SWARTZ CREEK — Summer school, a seven-period school day and increased intervention and support services are under consideration as administrators and elected officials craft a strategy for closing the learning gap brought on by the COVID-19 pandemic.

The comprehensive, eight-week summer school program will be available for students in kindergarten through 8th grade, said Superintendent Ben Mainka.

Food and transportation will be provided, and there is a possibility that before- and after-school care could be offered, as well.

The goal is to provide in-person, project-based learning experiences in a fun program focused on science, technology, engineering, art and math.

Slots will be available for students who need the added support, as well as those seeking enrichment.

For high school students, district officials are coordinating with the Genesee Intermediate School District to provide a virtual credit recovery summer school program.

The seven-period school day also will give students an opportunity to make up some lost credits, although it has sparked concerns.

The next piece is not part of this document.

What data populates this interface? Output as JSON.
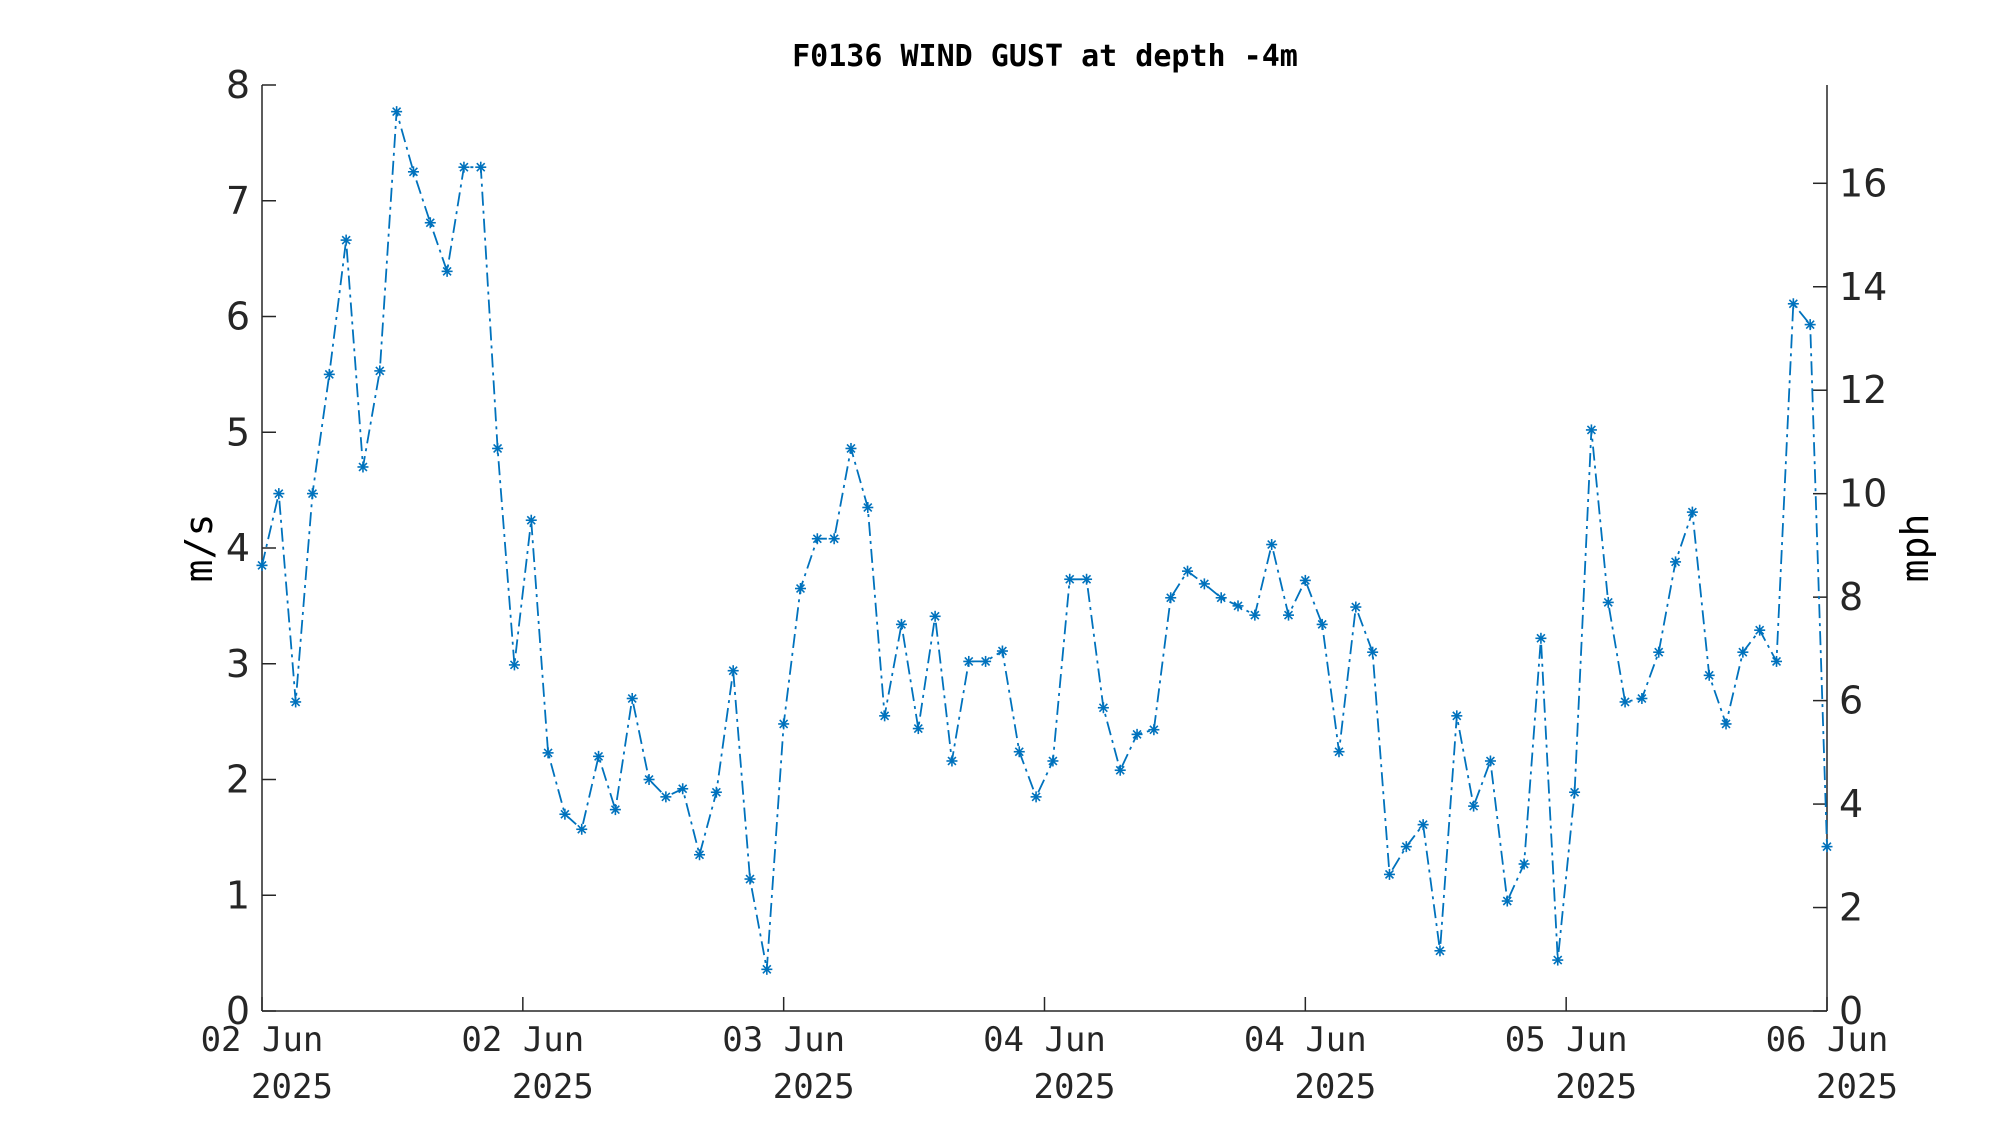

Brendan Johnson, the student liaison to the board of education, said several classmates have approached him “showing discontent for the potential of a mandatory seven-hour workday.”

The concerns include how the schedule will affect the students who attend the Genesee Career Institute, and those in dual enrollment. The additional class could put additional pressure on students across the board, he said.

“How will kids who are currently struggling with six classes be expected to maintain seven?” Johnson said, relaying the questions that students posed to him. “Shorter classes will be harder for (advanced placement) students because they need all the time they can get in those classes.”

Mainka said the administration is considering instituting the seven, 50-minute classes as a pilot program for the 2021-22 school year.

“It doesn’t change the begin or end time,” Mainka said. “It changes the hourly schedule. We had 50-minute periods this year; it would be the same for next year. I’m not saying the seven-period day is so superior, but it has some benefits.”

Counselors will work very hard at matching students to the course work, and grouping courses, he said. Courses are currently grouped into Tier 1, the more rigorous classes, and Tier 2, which are more enrichment-based and less homework-intensive.

Educators also will be able to explore a “fully experiential Tier 3,” which would include support classes for students who may need a little extra intervention, Mainka said.

“All those things are going to be very important for our students who are struggling,” he said. “It’s a worthwhile innovation to look at.”

Mainka acknowledged that the potential for additional stress does exist. In fact, administrators have spoken “extensively” about providing additional support services for students struggling with issues such as social and emotional learning, fractured friendships, anxiety, depression and loss of motivation.